In his talk from the PacBio workshop at AGBT 2015, Dick McCombie from Cold Spring Harbor Laboratory describes the use of SMRT Sequencing to analyze a breast cancer cell line with complex genomic events. Still ongoing, the project has already uncovered structural variants missed by other sequencers.
Anne Deslattes Mays from Georgetown University describes how long-read sequencing provided important biological answers after three years of short-read sequencing failed to generate enough information for her gene discovery project. She says long reads are essential for understanding alternative splicing, RNA editing, and genome rearrangements.
During this presentation from ASHG 2015, Maria Nattestad of Cold Spring Harbor Laboratory described the study of a Her2-amplified breast cancer cell line using long-read sequencing from PacBio. With reads as long as 71 kb, she was able to characterize extensive and complex rearrangements and found more than 11,000 structural variants. She also used the Iso-Seq method to find gene fusions, including some novel ones.

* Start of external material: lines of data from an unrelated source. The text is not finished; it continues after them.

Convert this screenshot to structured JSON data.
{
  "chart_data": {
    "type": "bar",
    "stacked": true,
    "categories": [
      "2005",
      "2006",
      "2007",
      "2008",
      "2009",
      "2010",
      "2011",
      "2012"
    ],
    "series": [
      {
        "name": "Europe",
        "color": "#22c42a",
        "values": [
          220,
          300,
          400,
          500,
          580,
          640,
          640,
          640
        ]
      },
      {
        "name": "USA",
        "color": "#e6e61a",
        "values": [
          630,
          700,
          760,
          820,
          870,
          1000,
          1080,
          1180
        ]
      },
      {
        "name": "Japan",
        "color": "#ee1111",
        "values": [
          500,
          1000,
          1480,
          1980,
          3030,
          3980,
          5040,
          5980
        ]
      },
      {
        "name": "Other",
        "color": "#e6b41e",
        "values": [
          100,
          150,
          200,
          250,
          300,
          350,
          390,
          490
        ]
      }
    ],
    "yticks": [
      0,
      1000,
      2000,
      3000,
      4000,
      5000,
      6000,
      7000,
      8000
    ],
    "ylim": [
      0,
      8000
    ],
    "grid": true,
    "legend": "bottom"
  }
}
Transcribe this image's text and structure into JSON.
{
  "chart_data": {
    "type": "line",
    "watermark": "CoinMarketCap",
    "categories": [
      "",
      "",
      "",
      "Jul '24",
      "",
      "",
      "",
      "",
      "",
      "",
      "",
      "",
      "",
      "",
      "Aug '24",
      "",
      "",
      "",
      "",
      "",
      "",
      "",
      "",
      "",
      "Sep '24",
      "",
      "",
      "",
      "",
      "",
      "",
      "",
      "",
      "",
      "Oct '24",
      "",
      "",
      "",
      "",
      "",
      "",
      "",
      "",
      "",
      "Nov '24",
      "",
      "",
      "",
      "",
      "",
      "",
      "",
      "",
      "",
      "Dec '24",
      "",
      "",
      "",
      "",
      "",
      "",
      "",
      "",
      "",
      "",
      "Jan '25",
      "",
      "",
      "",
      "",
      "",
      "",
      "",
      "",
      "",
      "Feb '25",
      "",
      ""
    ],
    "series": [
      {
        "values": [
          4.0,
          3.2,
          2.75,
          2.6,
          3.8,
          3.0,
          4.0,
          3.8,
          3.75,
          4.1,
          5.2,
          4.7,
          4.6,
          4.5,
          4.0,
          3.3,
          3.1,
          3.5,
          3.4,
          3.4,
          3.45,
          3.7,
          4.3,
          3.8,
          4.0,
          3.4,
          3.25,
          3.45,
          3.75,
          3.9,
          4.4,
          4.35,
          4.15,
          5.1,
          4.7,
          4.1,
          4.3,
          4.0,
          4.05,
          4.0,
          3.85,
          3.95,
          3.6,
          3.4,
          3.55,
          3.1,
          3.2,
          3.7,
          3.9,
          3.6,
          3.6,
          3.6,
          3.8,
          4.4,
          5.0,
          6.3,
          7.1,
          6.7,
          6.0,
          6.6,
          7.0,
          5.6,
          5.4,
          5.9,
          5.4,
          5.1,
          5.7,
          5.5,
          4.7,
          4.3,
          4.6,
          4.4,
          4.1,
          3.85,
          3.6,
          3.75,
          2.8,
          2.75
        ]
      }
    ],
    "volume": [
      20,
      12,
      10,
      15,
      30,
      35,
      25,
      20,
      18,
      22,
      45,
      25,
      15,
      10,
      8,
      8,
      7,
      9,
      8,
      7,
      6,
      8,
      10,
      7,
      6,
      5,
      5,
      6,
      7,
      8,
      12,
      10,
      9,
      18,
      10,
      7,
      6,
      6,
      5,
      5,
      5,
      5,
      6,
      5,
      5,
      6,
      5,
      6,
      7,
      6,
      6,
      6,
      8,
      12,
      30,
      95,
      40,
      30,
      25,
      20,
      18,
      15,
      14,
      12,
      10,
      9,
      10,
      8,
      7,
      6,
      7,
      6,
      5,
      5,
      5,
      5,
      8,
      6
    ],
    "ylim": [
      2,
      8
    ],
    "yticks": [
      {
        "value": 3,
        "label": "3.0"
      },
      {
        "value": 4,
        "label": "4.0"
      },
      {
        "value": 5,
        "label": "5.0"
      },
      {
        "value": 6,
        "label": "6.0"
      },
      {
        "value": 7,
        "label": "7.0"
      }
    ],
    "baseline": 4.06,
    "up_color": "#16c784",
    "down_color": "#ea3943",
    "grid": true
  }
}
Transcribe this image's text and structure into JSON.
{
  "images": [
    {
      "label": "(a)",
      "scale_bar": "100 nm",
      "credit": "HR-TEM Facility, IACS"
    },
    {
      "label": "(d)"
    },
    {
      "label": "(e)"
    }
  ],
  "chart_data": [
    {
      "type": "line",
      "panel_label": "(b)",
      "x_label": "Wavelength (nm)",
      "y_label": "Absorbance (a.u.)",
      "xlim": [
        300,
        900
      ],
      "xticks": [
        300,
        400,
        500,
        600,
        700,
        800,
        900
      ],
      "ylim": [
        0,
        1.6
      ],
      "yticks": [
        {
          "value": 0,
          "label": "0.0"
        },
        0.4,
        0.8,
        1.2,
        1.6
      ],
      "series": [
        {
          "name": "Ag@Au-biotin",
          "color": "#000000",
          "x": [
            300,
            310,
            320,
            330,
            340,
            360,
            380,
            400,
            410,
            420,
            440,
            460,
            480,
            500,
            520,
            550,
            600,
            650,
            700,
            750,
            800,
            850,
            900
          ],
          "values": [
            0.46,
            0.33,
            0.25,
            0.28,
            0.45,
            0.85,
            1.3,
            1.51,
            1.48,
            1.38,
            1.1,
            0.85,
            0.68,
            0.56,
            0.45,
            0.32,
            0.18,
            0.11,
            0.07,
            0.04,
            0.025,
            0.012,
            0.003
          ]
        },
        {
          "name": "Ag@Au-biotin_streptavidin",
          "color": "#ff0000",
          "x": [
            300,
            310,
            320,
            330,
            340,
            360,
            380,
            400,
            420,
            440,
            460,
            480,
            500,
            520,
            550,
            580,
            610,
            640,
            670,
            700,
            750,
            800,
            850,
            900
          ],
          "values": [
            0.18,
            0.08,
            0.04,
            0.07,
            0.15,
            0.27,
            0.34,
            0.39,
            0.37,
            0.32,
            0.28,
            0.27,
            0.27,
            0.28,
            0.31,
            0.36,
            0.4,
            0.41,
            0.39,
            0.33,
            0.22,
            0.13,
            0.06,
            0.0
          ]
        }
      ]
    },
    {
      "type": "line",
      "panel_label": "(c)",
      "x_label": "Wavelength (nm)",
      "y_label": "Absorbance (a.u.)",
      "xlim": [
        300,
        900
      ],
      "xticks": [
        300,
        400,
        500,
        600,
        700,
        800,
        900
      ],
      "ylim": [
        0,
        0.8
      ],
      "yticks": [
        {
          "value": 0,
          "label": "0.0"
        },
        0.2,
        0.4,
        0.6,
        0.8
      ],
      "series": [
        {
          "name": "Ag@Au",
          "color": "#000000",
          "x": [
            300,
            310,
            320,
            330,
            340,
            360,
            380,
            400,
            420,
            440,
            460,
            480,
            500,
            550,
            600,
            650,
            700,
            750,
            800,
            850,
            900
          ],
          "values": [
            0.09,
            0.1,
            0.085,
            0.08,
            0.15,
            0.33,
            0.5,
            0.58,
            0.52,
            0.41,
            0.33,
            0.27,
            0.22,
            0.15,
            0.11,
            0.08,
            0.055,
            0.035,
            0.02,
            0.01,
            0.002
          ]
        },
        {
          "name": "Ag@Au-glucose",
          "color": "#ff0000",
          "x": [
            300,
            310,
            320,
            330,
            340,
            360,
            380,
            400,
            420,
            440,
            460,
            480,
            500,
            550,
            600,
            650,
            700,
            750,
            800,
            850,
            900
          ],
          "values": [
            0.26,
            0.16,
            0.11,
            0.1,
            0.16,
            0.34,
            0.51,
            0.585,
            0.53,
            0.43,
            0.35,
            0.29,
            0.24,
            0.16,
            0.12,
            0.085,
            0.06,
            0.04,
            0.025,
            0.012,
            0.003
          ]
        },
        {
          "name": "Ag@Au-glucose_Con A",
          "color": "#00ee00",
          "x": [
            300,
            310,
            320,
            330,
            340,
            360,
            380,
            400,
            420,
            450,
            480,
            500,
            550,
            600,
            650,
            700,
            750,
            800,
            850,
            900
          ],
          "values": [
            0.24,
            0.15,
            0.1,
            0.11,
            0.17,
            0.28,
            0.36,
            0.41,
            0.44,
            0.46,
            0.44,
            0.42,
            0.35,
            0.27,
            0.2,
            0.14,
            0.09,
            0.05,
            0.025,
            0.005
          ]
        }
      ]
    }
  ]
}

In this webinar, the presenters describe a targeted sequencing workflow that combines Roche NimbleGen’s SeqCap EZ enrichment technology with PacBio’ SMRT Sequencing to provide a more comprehensive view of variants and haplotype information over multi-kilobase, contiguous regions. They demonstrate that 6 kb fragments can also be utilized to enrich for long fragments that extend beyond the targeted capture site and well into (and often across) the adjacent intronic regions. When combined with SMRT Sequencing, multi-kilobase genomic regions can be phased and variants, including complex structural variants, can be detected in exons, introns and intergenic regions.